İstanbul’da medfun olan Hasan Hilmi Efendi hazretleri “rahmetullahi aleyh”, bir gün birkaç sevdiğine;
- Kalb, Allahü teâlânın evidir. Onu sakın kırmayın! Bilakis gönül almaya bakın! Buyurdu.
Sonra şunu anlattı:
Davud aleyhisselam bir gün;
- Ya Rabbi, seni nerede arayayım? diye sordu.
Cenâb-ı Hak;
- “Ben, kalbi benim için kırılmış olanların yanındayım” buyurdu.
Bir hadis-i kudside de;
- “Yere ve göklere sığmam. Mümin kulumun kalbine sığarım” buyuruldu.
Sordular:
- Kalbi Allah için kırık olan kişiler kimlerdir efendim?
- Evliyalardır. Nitekim hadis-i kudside; “Evliya kullarımı insanlık sıfatları içinde gizledim. Onları gören beni hatırlar” buyuruldu.
İslamiyet reçetedir
Aynı sohbette;
- Kardeşlerim, İslamiyet “faydalı ilaç”, yahut “temiz su” gibidir, buyurdu. Herkes fayda görür ondan.
Sordular:
- Kâfirler de mi efendim?
- Evet. Çünkü İslamiyet bir “reçete”dir. Kim tatbik ederse fayda görür.
Ve sordu onlara:
- Bir ilaç, Müslümana iyi geldiği gibi, hıristiyana da, yahudiye de, dinsiz olana da iyi gelmez mi?
- Tabii ki iyi gelir efendim, dediler.
- Suyu da kim içerse içsin, susuzluğu gitmez mi?
- Elbette gider hocam.
- İşte İslamiyet de şifa kaynağıdır, buyurdu. Dinli dinsiz herkes fayda görür ondan.

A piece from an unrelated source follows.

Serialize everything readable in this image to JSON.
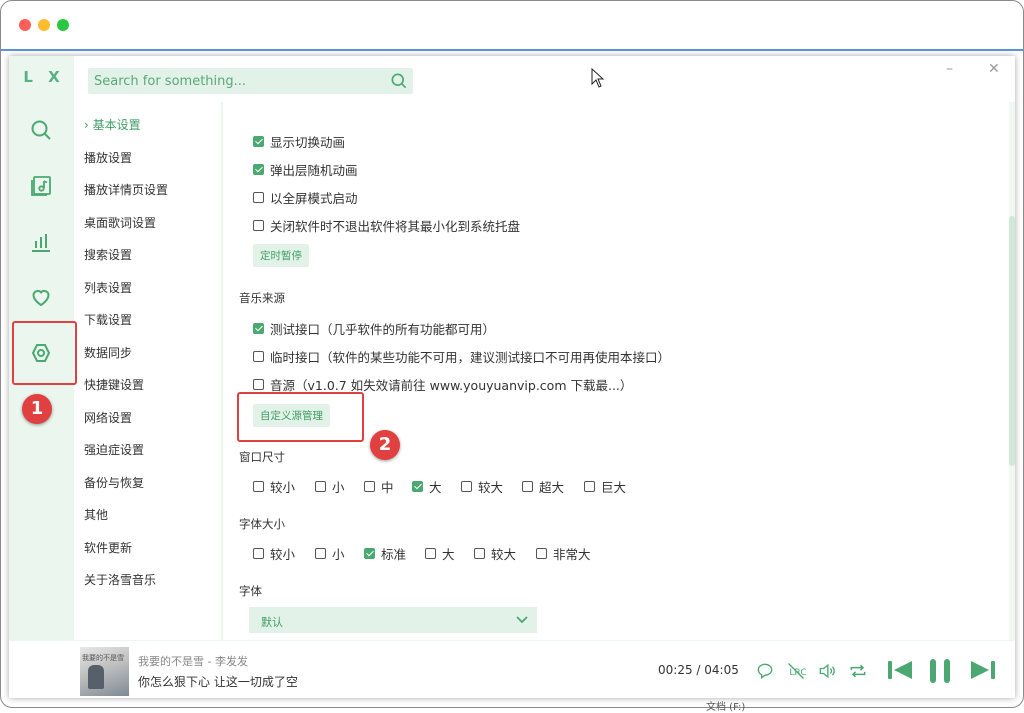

Ahirette de faydasını görmek için, Müslüman olarak ölmek lazımdır.
O hâl, felakettir
Sohbetin sonunda;
- Efendim, bir Müslüman için en kötü hâl nedir? diye sordular.
Cevabında;
- Yanına rahat gidilememesidir, buyurdu.
Ve izah etti:
- Yani tanıdıkları, o kimsenin yanına serbest gidemiyor, korkarak, çekinerek gidiyorsa, bu, onun için felakettir, onun son nefesinden korkulur mâzallah.
- Neden efendim? dediler.
Buyurdu ki:
- Çünkü Müslümanın tarifine dokunur bu hâl. Müslüman, hasreti çekilen insan demektir, Hasreti çekilmeyenin son nefeste imanı tehlikededir.